France’s Christine Lagarde appointed to lead IMF (PHOTOS)

GlobalPost

French Finance Minister, Christine Lagarde, was chosen on June 28, 2011 to lead the International Monetary Fund (IMF), becoming the global finance organization’s first female managing director.

Her victory over Mexican central bank governor Agustin Carstens, her only competitor for the position, was confirmed after United States Treasury Secretary, Timothy F. Geithner, announced official support for Lagarde. “Minister Lagarde’s exceptional talent and broad experience will provide invaluable leadership for this indispensable institution at a critical time for the global economy,” Geithner said, according to the New York Times.

Lagarde’s appointment was all but confirmed before Geithner’s endorsement, and she has been the lead candidate since former IMF chief Dominique Strauss-Kahn resigned the post following his arrest in New York on sexual assault charges in May. Lagarde spent the last month campaigning worldwide for the position, meeting with leaders not only in the US, but also in Brazil, China, India, and Africa, whose power she pledged to increase in the fund.

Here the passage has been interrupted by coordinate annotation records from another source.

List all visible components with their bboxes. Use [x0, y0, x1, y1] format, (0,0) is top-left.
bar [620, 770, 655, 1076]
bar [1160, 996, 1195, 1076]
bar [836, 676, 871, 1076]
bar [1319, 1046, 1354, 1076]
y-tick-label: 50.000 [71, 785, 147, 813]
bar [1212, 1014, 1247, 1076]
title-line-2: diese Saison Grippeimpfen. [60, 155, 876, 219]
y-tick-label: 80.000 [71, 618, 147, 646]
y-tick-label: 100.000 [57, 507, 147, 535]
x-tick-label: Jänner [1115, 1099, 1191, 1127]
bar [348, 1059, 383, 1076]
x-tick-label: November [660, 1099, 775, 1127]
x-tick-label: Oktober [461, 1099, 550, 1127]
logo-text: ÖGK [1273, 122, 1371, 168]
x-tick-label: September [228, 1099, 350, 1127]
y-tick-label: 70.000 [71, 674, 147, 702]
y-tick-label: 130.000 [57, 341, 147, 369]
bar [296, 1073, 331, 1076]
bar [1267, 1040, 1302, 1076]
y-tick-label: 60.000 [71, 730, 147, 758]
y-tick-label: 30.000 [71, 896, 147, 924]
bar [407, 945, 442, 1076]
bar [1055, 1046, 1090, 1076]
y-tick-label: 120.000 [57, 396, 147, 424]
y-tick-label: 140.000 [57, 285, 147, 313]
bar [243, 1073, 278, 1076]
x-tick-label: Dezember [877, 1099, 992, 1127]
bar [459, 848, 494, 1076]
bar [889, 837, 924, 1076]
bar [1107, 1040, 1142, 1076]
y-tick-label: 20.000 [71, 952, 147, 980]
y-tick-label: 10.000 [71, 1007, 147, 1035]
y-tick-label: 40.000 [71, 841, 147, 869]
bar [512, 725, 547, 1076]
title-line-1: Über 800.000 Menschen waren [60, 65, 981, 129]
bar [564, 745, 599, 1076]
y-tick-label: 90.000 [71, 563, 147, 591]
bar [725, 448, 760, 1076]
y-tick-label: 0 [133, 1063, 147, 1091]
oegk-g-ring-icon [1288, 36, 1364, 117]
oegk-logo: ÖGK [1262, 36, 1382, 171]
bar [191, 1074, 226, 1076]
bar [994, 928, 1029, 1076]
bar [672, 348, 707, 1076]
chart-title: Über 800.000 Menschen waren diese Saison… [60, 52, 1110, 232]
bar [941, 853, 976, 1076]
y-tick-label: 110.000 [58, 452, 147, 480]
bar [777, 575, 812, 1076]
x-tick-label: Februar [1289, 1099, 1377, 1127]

Lagarde will be the first IMF chief who is not an economist, but she argues that her experience speaks for itself.

"I am deeply honored by the trust placed in me,” Lagarde said in a statement, reported by MSNBC, after the vote, “I would like to thank the fund's global membership warmly for the broad-based support I have received."

Before entering French politics in 2005 as Minister of Trade, she led the Chicago-based law firm Baker & McKenzie. Appointed French Finance Minister in 2007, she was one of the longest-serving ministers under French President Nicolas Sarkozy, and worked to change French work culture and make the country’s labor market laws more flexible. Among her countrymen, she is sometimes called “The American” for her attempt to promote what NPR describes as “US-style Puritan workaholism” in France. 

Stately, silver-haired, and stylish, Lagarde, 55, is considered one of the most powerful woman in the world, according to Forbes. As the new IMF chief starts in Washington on July 5, the world will be watching how she attempts to tackle the European debt crisis and restore the IMF’s image after the Strauss-Kahn scandal.

Edwin Truman, a senior fellow at the Peterson Institute for International Economics, who knows Lagarde and told NPR’s All Things Considered: "She is an aggressive spokesperson for the advancement of women in everything.”

During an interview in October with ABC’s Christiane Amanpour, Lagarde asserted that women bring positive energy to professional workplaces: "I think we inject less libido … And less testosterone into the equation… It helps in the sense that we don't necessarily project our egos into cutting a deal."